Angela Lascelles, co-founder and portfolio manager at OLIM, reflects on changes in the investment industry since she began her career and the importance of trust to success.
The centuries old motto of the London Stock Exchange, ‘My word is my bond’, was a defining rule of my early career, and held with utmost regard by the City. When the ‘Big Bang’ heralded the dramatic deregulation of financial services in 1986, much of the investment industry’s previous commitment to this ethos dissolved.
As the distinction between market making and stock broking eroded, the potential conflicts of interest presented by the changes were often detrimental for investors. At that time, I launched OLIM Investment Managers as a beacon of integrity for the profession.

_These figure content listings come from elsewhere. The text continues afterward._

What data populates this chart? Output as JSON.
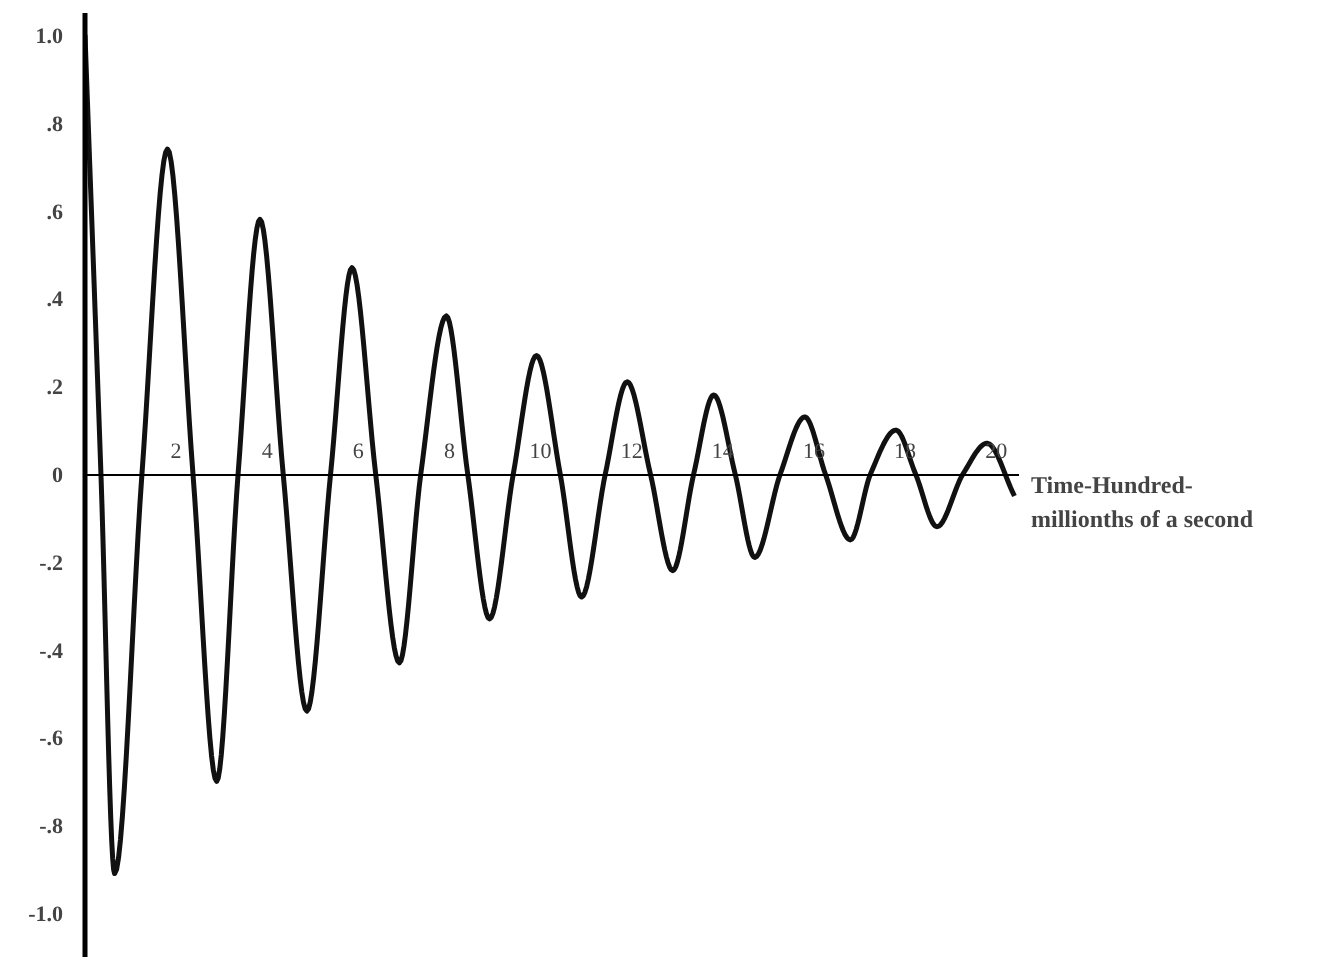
{
  "chart_data": {
    "type": "line",
    "xlabel": "Time-Hundred-\nmillionths of a second",
    "x": [
      0,
      0.35,
      0.65,
      1.25,
      1.81,
      2.37,
      2.89,
      3.36,
      3.84,
      4.35,
      4.87,
      5.39,
      5.86,
      6.38,
      6.9,
      7.37,
      7.93,
      8.4,
      8.88,
      9.4,
      9.91,
      10.43,
      10.9,
      11.42,
      11.9,
      12.41,
      12.9,
      13.36,
      13.8,
      14.27,
      14.7,
      15.26,
      15.8,
      16.25,
      16.8,
      17.24,
      17.8,
      18.23,
      18.7,
      19.27,
      19.8,
      20.4
    ],
    "series": [
      {
        "color": "#111111",
        "values": [
          1.0,
          0,
          -0.91,
          0,
          0.74,
          0,
          -0.7,
          0,
          0.58,
          0,
          -0.54,
          0,
          0.47,
          0,
          -0.43,
          0,
          0.36,
          0,
          -0.33,
          0,
          0.27,
          0,
          -0.28,
          0,
          0.21,
          0,
          -0.22,
          0,
          0.18,
          0,
          -0.19,
          0,
          0.13,
          0,
          -0.15,
          0,
          0.1,
          0,
          -0.12,
          0,
          0.07,
          -0.05
        ]
      }
    ],
    "xlim": [
      0,
      20.5
    ],
    "xticks": [
      2,
      4,
      6,
      8,
      10,
      12,
      14,
      16,
      18,
      20
    ],
    "ylim": [
      -1.1,
      1.05
    ],
    "yticks": [
      {
        "value": 1.0,
        "label": "1.0"
      },
      {
        "value": 0.8,
        "label": ".8"
      },
      {
        "value": 0.6,
        "label": ".6"
      },
      {
        "value": 0.4,
        "label": ".4"
      },
      {
        "value": 0.2,
        "label": ".2"
      },
      0,
      {
        "value": -0.2,
        "label": "-.2"
      },
      {
        "value": -0.4,
        "label": "-.4"
      },
      {
        "value": -0.6,
        "label": "-.6"
      },
      {
        "value": -0.8,
        "label": "-.8"
      },
      {
        "value": -1.0,
        "label": "-1.0"
      }
    ],
    "grid": false,
    "line_style": "solid"
  }
}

This founding principle is one that has only strengthened among our team in subsequent years.
Trust is essential to what we do, and our clients must always trust that we will look after them and have their best interests at heart.

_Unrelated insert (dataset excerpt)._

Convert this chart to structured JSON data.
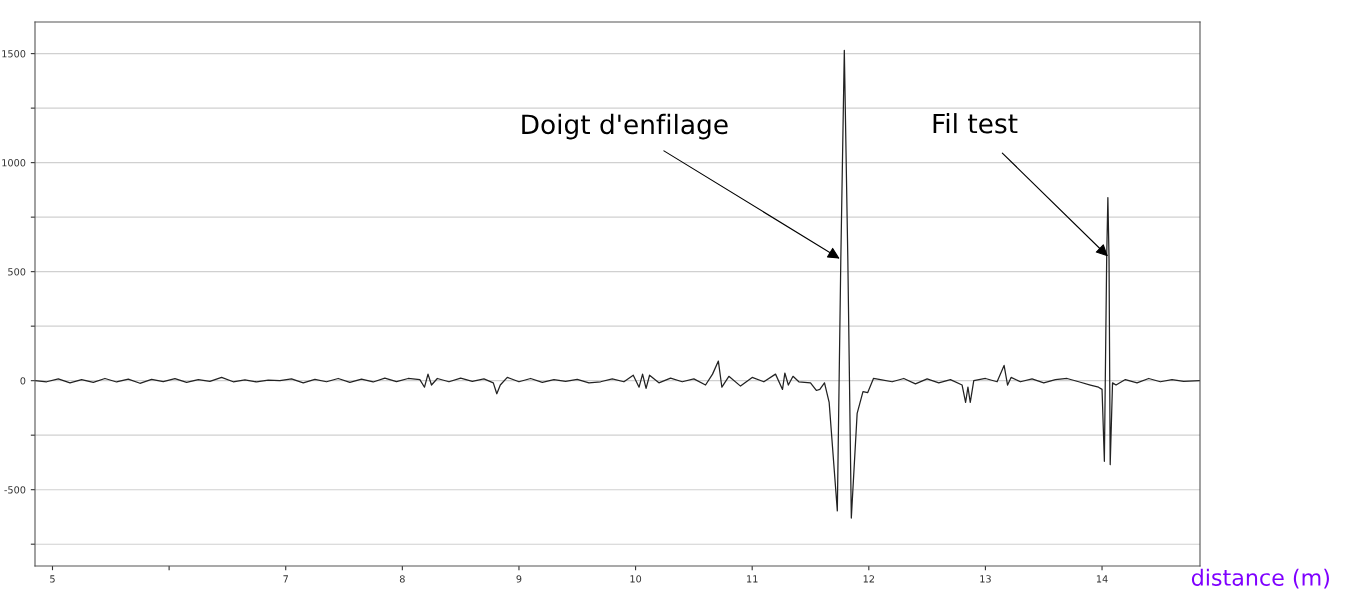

I have witnessed a number of serious market crashes and they all have one thing in common: a recovery. After the secondary banking crisis of 1973-75, we had one of the sharpest bull markets on record, catching many investors out.
Overly cautious investors all suffered from missing out on the prolonged rally following the 2007-08 global financial crisis. The lesson? Don’t panic. Crashes can fuel wild hysteria as investors rush for the exit. These are often the best times to buy, and level-headed investors may have a plethora of golden opportunities at attractive prices.
Investors can readily accessible enormous quantities of high quality information in a way that simply wasn’t possible before the internet transformed the industry. Investment managers used to spend a large portion of their time hunting for the information necessary to conduct an informed analysis. They no longer operate in the dark, and have far greater access through many more mediums than in past decades.
While this makes the job easier, some may argue that the wider availability of information has improved market efficiency and made it harder for managers to identify opportunities to add value. I disagree – more information gives you more chances to find and support undervalued businesses.
The regulatory burden weighs on firms across the financial services landscape, having increased drastically from the days of the Big Bang. It is unfortunate that such extensive regulation became necessary, but crises mired in scandal have, over the years, made it so.
While most regulation is well-intentioned and has transformed practices with investors’ best interests at heart, there is still work to do to refine the framework. Despite ever more stringent compliance requirements, the importance of trust has not diminished.
Decades of harsh lessons have taught the markets that the economy rules. Time and again ministers have been forced to change their economic policies in response to global trends at a higher, macro level. Last year provided two particularly stark examples, with the FTSE100, FTSE250 and S&P500 all rallying despite concerns over the result of the Brexit referendum and Donald’s Trump’s election as United States president.
Investors need to look past the short-term noise and focus on the underlying health of the world’s major economies. While the likes of Brexit may have a longer-term impact on growth prospects, it is important to separate the politically volatile from the economically significant. Investors that are able to do this, while focusing on a business’s long-term prospects, will prosper.